Anadolu'nun Türkleşme ve İslamlaşma sürecinde, Malazgirt Zaferi'nden sonra kurulan ilk Türk beylikleri, tarihimizin mihenk taşlarıdır. Bu beyliklerden biri olan ve özellikle Doğu Anadolu'da derin izler bırakan Mengücek Beyliği (ya da Mengücekliler), kuruluş yeri itibarıyla bugünkü Erzincan topraklarını merkez edinmiştir. Peki, bu önemli beylik nasıl ve nerede kuruldu? Gelin birlikte keşfedelim.
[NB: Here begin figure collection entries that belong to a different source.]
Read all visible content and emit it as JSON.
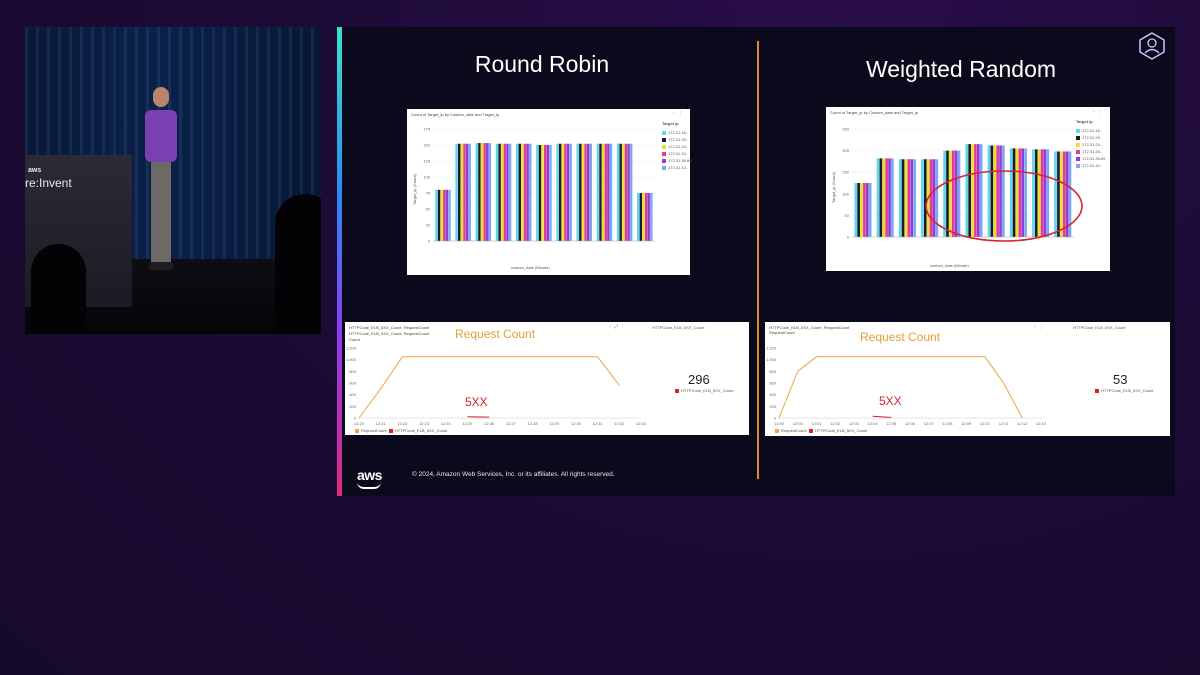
{
  "video": {
    "podium_brand": "aws",
    "podium_text": "re:Invent"
  },
  "slide": {
    "left_title": "Round Robin",
    "right_title": "Weighted Random",
    "copyright": "© 2024, Amazon Web Services, Inc. or its affiliates. All rights reserved.",
    "footer_logo": "aws",
    "badge_icon": "user-badge-icon",
    "accent_colors": [
      "#3be3c8",
      "#2b8cf0",
      "#8a3df0",
      "#e0287d"
    ],
    "divider_color": "#e08a2b"
  },
  "bar_panels": {
    "left": {
      "title": "Count of Target_ip by Custom_date and Target_ip",
      "y_title": "Target_ip (Count)",
      "x_title": "custom_date (Minute)",
      "legend_title": "Target ip",
      "legend_items": [
        "172.31.16..",
        "172.31.29..",
        "172.31.24..",
        "172.31.34..",
        "172.31.36.69",
        "172.31.42.."
      ]
    },
    "right": {
      "title": "Count of Target_ip by Custom_date and Target_ip",
      "y_title": "Target_ip (Count)",
      "x_title": "custom_date (Minute)",
      "legend_title": "Target ip",
      "legend_items": [
        "172.31.16..",
        "172.31.29..",
        "172.31.24..",
        "172.31.34..",
        "172.31.36.69",
        "172.31.42.."
      ]
    }
  },
  "line_panels": {
    "left": {
      "title": "HTTPCode_ELB_5XX_Count, RequestCount",
      "subtitle": "HTTPCode_ELB_5XX_Count, RequestCount",
      "axis_caption": "Count",
      "side_title": "HTTPCode_ELB_5XX_Count",
      "request_annotation": "Request Count",
      "error_annotation": "5XX",
      "big_count": "296",
      "big_count_label": "HTTPCode_ELB_5XX_Count",
      "legend": [
        "RequestCount",
        "HTTPCode_ELB_5XX_Count"
      ]
    },
    "right": {
      "title": "HTTPCode_ELB_5XX_Count, RequestCount",
      "subtitle": "RequestCount",
      "axis_caption": "",
      "side_title": "HTTPCode_ELB_5XX_Count",
      "request_annotation": "Request Count",
      "error_annotation": "5XX",
      "big_count": "53",
      "big_count_label": "HTTPCode_ELB_5XX_Count",
      "legend": [
        "RequestCount",
        "HTTPCode_ELB_5XX_Count"
      ]
    }
  },
  "chart_data": [
    {
      "type": "bar",
      "panel": "left",
      "title": "Count of Target_ip by Custom_date and Target_ip",
      "xlabel": "custom_date (Minute)",
      "ylabel": "Target_ip (Count)",
      "ylim": [
        0,
        175
      ],
      "yticks": [
        0,
        25,
        50,
        75,
        100,
        125,
        150,
        175
      ],
      "series_colors": [
        "#5fd9e8",
        "#1a1a30",
        "#e9e12a",
        "#e63a97",
        "#8b3fd9",
        "#7ea6f2"
      ],
      "groups": [
        [
          80,
          80,
          80,
          80,
          80,
          80
        ],
        [
          152,
          152,
          152,
          152,
          152,
          152
        ],
        [
          153,
          153,
          153,
          153,
          153,
          153
        ],
        [
          152,
          152,
          152,
          152,
          152,
          152
        ],
        [
          152,
          152,
          152,
          152,
          152,
          152
        ],
        [
          150,
          150,
          150,
          150,
          150,
          150
        ],
        [
          152,
          152,
          152,
          152,
          152,
          152
        ],
        [
          152,
          152,
          152,
          152,
          152,
          152
        ],
        [
          152,
          152,
          152,
          152,
          152,
          152
        ],
        [
          152,
          152,
          152,
          152,
          152,
          152
        ],
        [
          75,
          75,
          75,
          75,
          75,
          75
        ]
      ]
    },
    {
      "type": "bar",
      "panel": "right",
      "title": "Count of Target_ip by Custom_date and Target_ip",
      "xlabel": "custom_date (Minute)",
      "ylabel": "Target_ip (Count)",
      "ylim": [
        0,
        250
      ],
      "yticks": [
        0,
        50,
        100,
        150,
        200,
        250
      ],
      "series_colors": [
        "#5fd9e8",
        "#1a1a30",
        "#e9e12a",
        "#e63a97",
        "#8b3fd9",
        "#7ea6f2"
      ],
      "groups": [
        [
          125,
          125,
          125,
          125,
          125,
          125
        ],
        [
          182,
          182,
          182,
          182,
          182,
          182
        ],
        [
          180,
          180,
          180,
          180,
          180,
          180
        ],
        [
          180,
          180,
          180,
          180,
          180,
          180
        ],
        [
          200,
          200,
          200,
          200,
          200,
          200
        ],
        [
          215,
          215,
          215,
          215,
          215,
          215
        ],
        [
          212,
          212,
          212,
          212,
          212,
          212
        ],
        [
          205,
          205,
          205,
          205,
          205,
          205
        ],
        [
          203,
          203,
          203,
          203,
          203,
          203
        ],
        [
          198,
          198,
          198,
          198,
          198,
          198
        ]
      ]
    },
    {
      "type": "line",
      "panel": "left",
      "ylim": [
        0,
        1200
      ],
      "yticks": [
        0,
        200,
        400,
        600,
        800,
        1000,
        1200
      ],
      "x": [
        "12:20",
        "12:21",
        "12:22",
        "12:23",
        "12:24",
        "12:25",
        "12:26",
        "12:27",
        "12:28",
        "12:29",
        "12:30",
        "12:31",
        "12:32",
        "12:33"
      ],
      "series": [
        {
          "name": "RequestCount",
          "color": "#e8a64a",
          "values": [
            0,
            500,
            1050,
            1050,
            1050,
            1050,
            1050,
            1050,
            1050,
            1050,
            1050,
            1050,
            560,
            null
          ]
        },
        {
          "name": "HTTPCode_ELB_5XX_Count",
          "color": "#d8232a",
          "values": [
            null,
            null,
            null,
            null,
            null,
            20,
            15,
            null,
            null,
            null,
            null,
            null,
            null,
            null
          ]
        }
      ]
    },
    {
      "type": "line",
      "panel": "right",
      "ylim": [
        0,
        1200
      ],
      "yticks": [
        0,
        200,
        400,
        600,
        800,
        1000,
        1200
      ],
      "x": [
        "11:59",
        "12:00",
        "12:01",
        "12:02",
        "12:03",
        "12:04",
        "12:05",
        "12:06",
        "12:07",
        "12:08",
        "12:09",
        "12:10",
        "12:11",
        "12:12",
        "12:13"
      ],
      "series": [
        {
          "name": "RequestCount",
          "color": "#e8a64a",
          "values": [
            0,
            800,
            1050,
            1050,
            1050,
            1050,
            1050,
            1050,
            1050,
            1050,
            1050,
            1050,
            600,
            0,
            null
          ]
        },
        {
          "name": "HTTPCode_ELB_5XX_Count",
          "color": "#d8232a",
          "values": [
            null,
            null,
            null,
            null,
            null,
            30,
            10,
            null,
            null,
            null,
            null,
            null,
            null,
            null,
            null
          ]
        }
      ]
    }
  ]
}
1071 Malazgirt Muharebesi'nden sonra, Büyük Selçuklu Sultanı Alparslan, komutanlarına Anadolu'yu fethetme ve bu toprakları yurt edinme görevi verdi. İşte bu komutanlardan biri olan Mengücek Gazi (ya da Ahmed Mengücek), Erzincan ve çevresini fethetti. Beyliğin kuruluş tarihi genellikle 1072-1080 yılları arasına tarihlenir.
Kurulduğu bölge, bugünkü Erzincan ili ve çevresidir. Başkent olarak, stratejik konumu ve verimli ovalarıyla dikkat çeken Erzincan şehri seçilmiştir. Beylik, zamanla sınırlarını; batıda Sivas ve Kemah'a, doğuda Divriği'ye kadar genişletmiştir. Divriği, daha sonra beyliğin ikiye ayrılmasıyla bir kolun başkenti olacaktır.
Mengücekliler, siyasi bir güç olmanın ötesinde, bulundukları bölgede kalıcı bir kültürel ve mimari miras bırakmışlardır. Özellikle Divriği Ulu Camii ve Darüşşifası (UNESCO Dünya Mirası Listesi'nde), dönemin sanat ve mühendislik anlayışının şaheseri olarak hâlâ ayaktadır. Erzincan ve Kemah'ta da çeşitli kale, hamam ve türbe yapıları bu beyliğin izlerini taşır.
Mengücek Beyliği, kuruluşundan yaklaşık 200 yıl sonra, 13. yüzyılın başlarında, Anadolu Selçuklu Devleti hakimiyetine girmiştir. Ancak, Erzincan merkezli olarak başlayan bu serüven, Anadolu tarihinin önemli bir sayfası olarak kalmıştır. Bugün Erzincan ve Divriği'ni ziyaret edenler, bu kadim beyliğin ihtişamlı mirasını gözler önüne seren eserlerle karşılaşır.
Sonuç olarak, "Mengücekliler nerede kuruldu?" sorusunun yanıtı, haritada parmakla gösterilebilecek kadar nettir: Bugünkü Türkiye Cumhuriyeti'nin Erzincan ili topraklarında. Bu topraklar, bir beyliğin doğuşuna, yükselişine ve tarihe mal oluşuna tanıklık etmiştir.